DAHULU kala, orang Mars berjumpa dengan orang Venus. Mereka lalu jatuh cinta dan menjalin hubungan yang membahagiakan karena mereka saling menghormati dan menerima perbedaan-perbedaan antar mereka. Kemudian mereka tiba di Bumi dan mulai menderita amnesia. Mereka lupa bahwa mereka berasal dari planet yang belainan.

Begitu John Gray berkisah dalam serial bukunya yang cukup populer: Men are from Mars Women are from Venus. Sejak awal, kata Gray, pria dan wanita memang memiliki akar yang berbeda, sehingga memiliki sifat-sifat yang, tidak saja berlainan, tetapi juga sering bertolak belakang, khususnya berkaitan dengan perilaku mereka dalam berkomunikasi dan menjalin relasi.

Adanya perbedaan-perbedaan tersebut, repotnya, jarang dipahami oleh para pria dan wanita dan kerap menimbulkan konsekwensi yang tidak menyenangkan bagi hubungan antar mereka. Yaitu sering terjadi penangkapan maksud yang tidak tepat, alias salah paham, yang bisa berujung pada terjadinya perselisihan dan pertengkaran, bahkan perpisahan. Oleh karenanya, Gray menekankan agar kita perlu untuk memahami perilaku dan sifat-sifat dari pasangan masing-masing agar dapat menjaga keutuhan cinta dan keharmonisan hubungan.

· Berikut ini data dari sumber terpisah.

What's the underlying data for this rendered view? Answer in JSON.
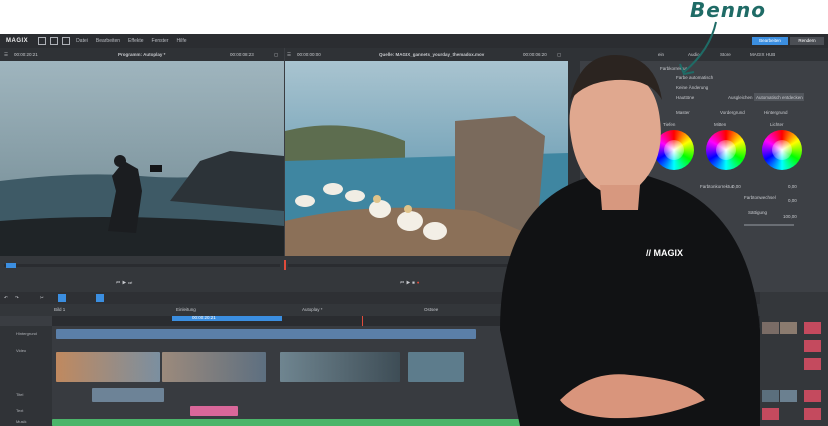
{
  "annotation": {
    "name": "Benno"
  },
  "app": {
    "logo": "MAGIX",
    "menu": [
      "Datei",
      "Bearbeiten",
      "Effekte",
      "Fenster",
      "Hilfe"
    ],
    "top_buttons": [
      {
        "label": "Bearbeiten",
        "color": "#3b8ee0"
      },
      {
        "label": "Rendern",
        "color": "#4b4e54"
      }
    ]
  },
  "program_monitor": {
    "timecode_left": "00:00:20:21",
    "title": "Programm: Autoplay *",
    "timecode_right": "00:00:08:23"
  },
  "source_monitor": {
    "timecode_left": "00:00:00:00",
    "title": "Quelle: MAGIX_gannets_yourday_themadox.mov",
    "timecode_right": "00:00:06:20"
  },
  "right_panel": {
    "tabs": [
      "ein",
      "Audio",
      "Store",
      "MAGIX HUB"
    ],
    "section_title": "Farbkorrektur",
    "options": [
      "Farbe automatisch",
      "Keine Änderung",
      "Hauttöne",
      "Ausgleichen",
      "Automatisch entdecken"
    ],
    "mode_options": [
      "Master",
      "Vordergrund",
      "Hintergrund"
    ],
    "wheel_labels": [
      "Tiefen",
      "Mitten",
      "Lichter"
    ],
    "slider_labels": [
      "Farbtonkorrektur",
      "Farbtonwechsel",
      "Sättigung"
    ],
    "slider_values": [
      "0,00",
      "0,00",
      "0,00",
      "100,00"
    ]
  },
  "timeline": {
    "tabs": [
      "Bild 1",
      "Einleitung",
      "Autoplay *",
      "Ostsee"
    ],
    "marker_timecode": "00:00:20:21",
    "tracks": [
      {
        "name": "Hintergrund"
      },
      {
        "name": "Video"
      },
      {
        "name": "Titel"
      },
      {
        "name": "Text"
      },
      {
        "name": "Musik"
      },
      {
        "name": "Audio"
      }
    ]
  },
  "colors": {
    "app_bg": "#3a3d42",
    "accent_blue": "#3b8ee0",
    "audio_green": "#4cb56a",
    "title_pink": "#d9679a",
    "annotation_teal": "#1f6b66"
  },
  "icons": [
    "new-file-icon",
    "open-icon",
    "save-icon",
    "play-icon",
    "pause-icon",
    "stop-icon",
    "record-icon",
    "scissors-icon",
    "arrow-icon",
    "magnify-icon"
  ]
}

Pria diibaratkan sebagai orang Mars, planetnya si Dewa Perang. Maka nilai-nilai kehidupan yang mereka anut pun tidak jauh dari itu. Pria menghargai kekuasaan, keterampilan, efisiensi dan prestasi. Mereka senantiasa melakukan apapun untuk membuktikan diri dan mengembangkan kemampuan serta keterampilan mereka. Harga diri dirumuskan melalui kemampuan mereka dalam mencapai hasil-hasil. Mereka mengalami kepuasan terutama melalui sukses dan prestasi.

Maka jangan heran bila pria cenderung tidak suka dikoreksi atau diberitahu apa yang harus dilakukannya. Itu akan sangat melukai harga dirinya. Menawarkan nasihat yang tidak diminta kepada seorang pria berarti menganggap ia tidak tahu apa yang harus dilakukan, atau bahwa ia tak dapat melakukannya sendiri.

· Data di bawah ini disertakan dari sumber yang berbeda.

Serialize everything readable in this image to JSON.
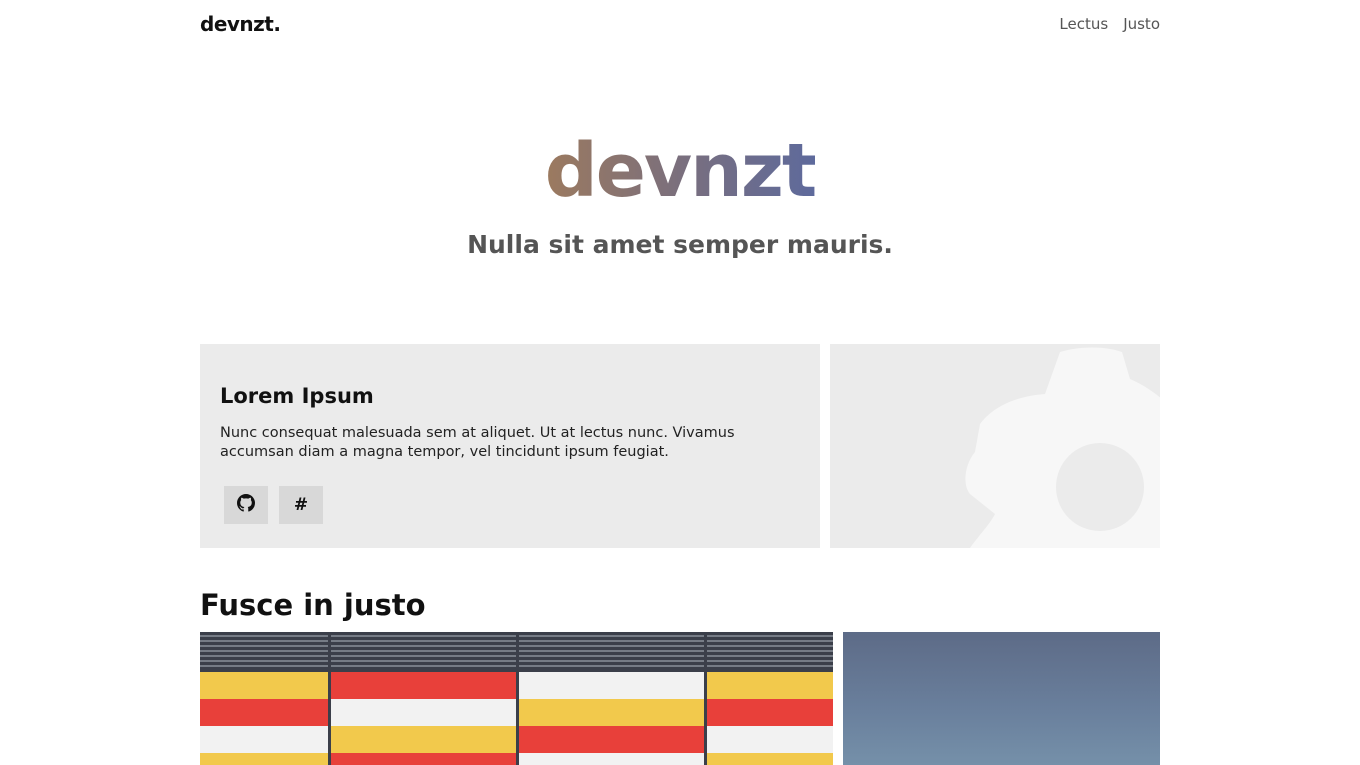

Ini berbeda dengan wanita, si orang Venus, planetnya Dewi Kecantikan. Kehidupan mereka selalu dipenuhi dengan penghargaan atas cinta, komunikasi dan hubungan. Mereka menghabiskan banyak waktu untuk memberi dukungan, menolong dan saling melayani. Makna diri mereka ditentukan melalui perasaan dan mutu hubungan-hubungan mereka. Mereka mengalami kepuasan karena berbagi dan berhubungan.

Makanya tak aneh bila wanita lebih senang berkumpul, membangun kebersamaan, bermasyarakat dan bekerjasama penuh cinta. Hubungan-hubungan itu dianggap lebih penting dari pada pekerjaan dan teknologi. Komunikasi merupakan kebutuhan utama. Berbagi perasaan pribadi jauh lebih penting daripada mencapai sasaran-sasaran dan keberhasilan. Berbicara dan berhubungan satu dengan yang lain merupakan sumber rasa puas yang luar biasa.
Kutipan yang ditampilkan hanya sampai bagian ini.